Klage um Dom Corta Bearbeiten


  • Die Blumen allenthalben waren vom Blute nass.
  • Da rang Dom mit dem Tode, nicht lange tat er das.
  • Denn des Todes Waffe schnitt ihn allzusehr.
  • Da konnt' er nicht mehr leben, dieser Degen kuehn und hehr.


  • Da lief dahin ein Bote, wo er sie liegen fand,
  • Des Philanthus Helden aus Aurinias Land.
  • Mit der leiden Maeren die Freud' er ihnen nahm;
  • Sie wollten es nicht glauben, bis man das Weinen vernahm.
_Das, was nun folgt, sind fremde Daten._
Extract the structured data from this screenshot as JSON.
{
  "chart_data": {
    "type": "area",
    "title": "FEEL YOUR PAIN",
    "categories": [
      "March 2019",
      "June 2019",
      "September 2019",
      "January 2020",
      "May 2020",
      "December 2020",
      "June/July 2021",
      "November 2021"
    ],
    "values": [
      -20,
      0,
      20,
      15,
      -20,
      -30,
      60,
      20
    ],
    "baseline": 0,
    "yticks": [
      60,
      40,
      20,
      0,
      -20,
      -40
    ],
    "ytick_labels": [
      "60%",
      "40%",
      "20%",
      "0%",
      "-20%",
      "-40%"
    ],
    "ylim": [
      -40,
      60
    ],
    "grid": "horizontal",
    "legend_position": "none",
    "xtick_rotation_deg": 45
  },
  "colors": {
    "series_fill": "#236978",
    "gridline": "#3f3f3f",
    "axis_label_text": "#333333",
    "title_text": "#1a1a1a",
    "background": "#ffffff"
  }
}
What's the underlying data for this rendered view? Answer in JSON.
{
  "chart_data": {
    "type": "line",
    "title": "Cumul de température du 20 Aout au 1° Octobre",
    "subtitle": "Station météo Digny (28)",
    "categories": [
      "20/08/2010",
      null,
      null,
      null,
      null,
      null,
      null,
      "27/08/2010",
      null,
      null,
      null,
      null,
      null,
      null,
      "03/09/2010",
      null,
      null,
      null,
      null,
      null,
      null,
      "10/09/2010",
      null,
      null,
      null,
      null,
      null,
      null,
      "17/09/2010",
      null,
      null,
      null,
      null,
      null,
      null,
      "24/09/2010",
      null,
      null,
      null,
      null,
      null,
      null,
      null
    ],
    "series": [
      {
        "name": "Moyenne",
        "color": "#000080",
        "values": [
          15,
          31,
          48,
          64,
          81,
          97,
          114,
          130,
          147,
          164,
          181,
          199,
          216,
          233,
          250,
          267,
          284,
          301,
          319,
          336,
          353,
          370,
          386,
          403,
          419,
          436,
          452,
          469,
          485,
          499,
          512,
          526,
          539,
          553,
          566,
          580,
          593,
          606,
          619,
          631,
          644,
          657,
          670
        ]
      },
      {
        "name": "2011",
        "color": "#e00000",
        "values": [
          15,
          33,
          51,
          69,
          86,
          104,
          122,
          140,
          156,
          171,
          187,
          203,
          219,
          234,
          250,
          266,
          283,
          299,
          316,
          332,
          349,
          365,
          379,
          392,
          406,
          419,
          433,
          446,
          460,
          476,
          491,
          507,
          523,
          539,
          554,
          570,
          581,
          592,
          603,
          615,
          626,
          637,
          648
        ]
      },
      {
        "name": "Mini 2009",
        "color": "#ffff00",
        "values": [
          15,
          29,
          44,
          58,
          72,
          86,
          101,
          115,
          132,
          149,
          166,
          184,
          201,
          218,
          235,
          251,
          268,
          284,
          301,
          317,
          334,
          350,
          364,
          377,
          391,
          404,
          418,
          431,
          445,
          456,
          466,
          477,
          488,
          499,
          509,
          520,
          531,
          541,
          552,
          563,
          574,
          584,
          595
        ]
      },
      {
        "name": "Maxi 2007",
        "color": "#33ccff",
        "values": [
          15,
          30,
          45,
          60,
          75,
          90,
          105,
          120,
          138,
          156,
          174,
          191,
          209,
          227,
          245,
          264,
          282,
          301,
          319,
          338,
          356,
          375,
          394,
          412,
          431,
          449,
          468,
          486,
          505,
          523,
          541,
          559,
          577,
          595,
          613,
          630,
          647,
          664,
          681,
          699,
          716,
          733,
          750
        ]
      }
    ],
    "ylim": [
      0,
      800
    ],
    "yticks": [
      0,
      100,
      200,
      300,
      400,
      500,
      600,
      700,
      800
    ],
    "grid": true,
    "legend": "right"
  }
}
  • Auch kam dahin ein Bote, wo der IRON lag.
  • Philanthus der Herre, keines Schlafes pflag,
  • Als ob das Herz ihm sagte, was ihm waer' geschehn,
  • Er sollte den Dom Corta lebend nimmer wiedersehn.


  • Mit hundert seiner Mannen er vom Bette sprang.
  • Sie zueckten zu den Haenden die scharfen Waffen lang
  • Und liefen zu dem Wehruf jammersvoll heran.
  • Da kamen fuenfhundert Recken, O'Rudgar untertan.


  • Es rief in Klagelauten da Philanthus wild:
  • "Oh weh mir dieses Leides! Nun ist mir doch Dein Schild
  • Mit Schwertern nicht verhauen! Dich faellte Bienenmord.
  • Wir kennen ja den Taeter, woll'n es raechen immerfort!"